Tipologia: paesaggistico, storico e culturale
Distanza indicativa: 70 km (ricarica a Bagno Vignoni)
Questo itinerario segue uno dei tratti più significativi della Val d’Orcia, leggendo il territorio attraverso le sue funzioni storiche di passaggio, sosta e controllo, lungo l’asse della Via Francigena. Si parte da Radicofani, uno dei punti chiave del cammino, dove la rocca domina un paesaggio duro e inciso, segnato da calanchi e dorsali spoglie, progettato per osservare e governare i movimenti lungo la valle.
♨️ Bagni San Filippo: ristoro lungo il cammino
Scendendo verso sud si raggiunge Bagni San Filippo, luogo di sosta naturale per viaggiatori e pellegrini fin dall’antichità. Le sorgenti termali, sfruttate già in epoca romana, offrivano cura e ristoro a chi percorreva la Francigena e le vie secondarie di collegamento. Qui l’acqua calda emerge direttamente nel bosco, modellando il paesaggio con formazioni di travertino e creando un ambiente in cui natura e funzione storica coincidono.
🏘️ Campiglia d’Orcia: il borgo del passaggio
Il percorso prosegue verso Campiglia d’Orcia, piccolo centro legato alla viabilità storica e al rapporto diretto con la campagna. Qui la Val d’Orcia si legge come territorio abitato e lavorato, dove borghi e poderi si sono sviluppati in relazione ai flussi lungo la Francigena, offrendo accoglienza, risorse e controllo del territorio circostante.
🏰 Castiglione d’Orcia e Rocca di Tentennano: sorvegliare la valle
La tappa di Castiglione d’Orcia, dominata dalla Rocca di Tentennano, permette di comprendere la logica difensiva della Val d’Orcia medievale. Le rocche non sono elementi isolati, ma parte di una rete visiva e strategica che dialoga con Radicofani, controllando l’accesso alla valle e i tracciati della Francigena e delle vie laterali.
♨️ Bagno Vignoni: la Francigena come spazio urbano
Il cuore simbolico dell’itinerario è Bagno Vignoni, uno dei luoghi più rappresentativi della Via Francigena.
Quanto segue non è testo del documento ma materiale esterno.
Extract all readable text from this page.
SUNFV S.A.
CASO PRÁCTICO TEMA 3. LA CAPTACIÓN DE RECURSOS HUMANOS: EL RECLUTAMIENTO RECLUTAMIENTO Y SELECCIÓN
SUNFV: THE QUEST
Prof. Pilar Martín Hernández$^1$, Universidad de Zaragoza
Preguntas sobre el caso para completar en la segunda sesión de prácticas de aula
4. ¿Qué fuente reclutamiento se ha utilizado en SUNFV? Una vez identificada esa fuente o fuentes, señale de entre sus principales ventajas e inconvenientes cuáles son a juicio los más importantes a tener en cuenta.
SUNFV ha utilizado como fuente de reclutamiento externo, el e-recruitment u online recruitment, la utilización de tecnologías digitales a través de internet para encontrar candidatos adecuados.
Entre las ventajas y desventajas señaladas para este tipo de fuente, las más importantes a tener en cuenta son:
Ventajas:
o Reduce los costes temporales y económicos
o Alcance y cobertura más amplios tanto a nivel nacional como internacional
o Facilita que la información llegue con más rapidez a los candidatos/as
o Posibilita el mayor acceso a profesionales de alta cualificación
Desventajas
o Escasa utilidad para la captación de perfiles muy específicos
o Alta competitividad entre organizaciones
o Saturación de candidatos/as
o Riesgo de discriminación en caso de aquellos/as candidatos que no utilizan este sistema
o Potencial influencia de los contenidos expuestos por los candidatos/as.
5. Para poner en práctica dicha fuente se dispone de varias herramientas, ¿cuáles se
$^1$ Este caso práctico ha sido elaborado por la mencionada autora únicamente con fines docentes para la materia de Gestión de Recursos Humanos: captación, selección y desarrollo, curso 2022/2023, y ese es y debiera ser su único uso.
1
Qui l’acqua termale occupa la piazza centrale, trasformando la risorsa naturale in spazio pubblico. Per secoli pellegrini, mercanti e viaggiatori hanno trovato ristoro in questo luogo unico, dove il cammino, la cura del corpo e la vita comunitaria coincidono. Oggi Bagno Vignoni rappresenta anche una tappa funzionale per la ricarica del veicolo elettrico, prima di proseguire il percorso.
🏡 Contignano: la Val d’Orcia quotidiana
Prima del rientro a Radicofani, l’itinerario tocca Contignano, un piccolo borgo che restituisce il ritmo lento e domestico della Val d’Orcia. Qui il paesaggio agricolo, l’architettura essenziale e la dimensione del borgo raccontano la vita quotidiana che per secoli ha accompagnato il passaggio lungo la Francigena.
Perché sceglierlo
Un itinerario ideale per chi vuole leggere la Val d’Orcia come territorio di viaggio, modellato dalla Via Francigena, dall’uso dell’acqua e da un sistema di borghi e rocche pensato per accogliere, proteggere e controllare il movimento. Perfetto per chi cerca una lettura storica e paesaggistica unitaria, dove ogni tappa è parte di un racconto coerente di cammino, sosta e insediamento umano.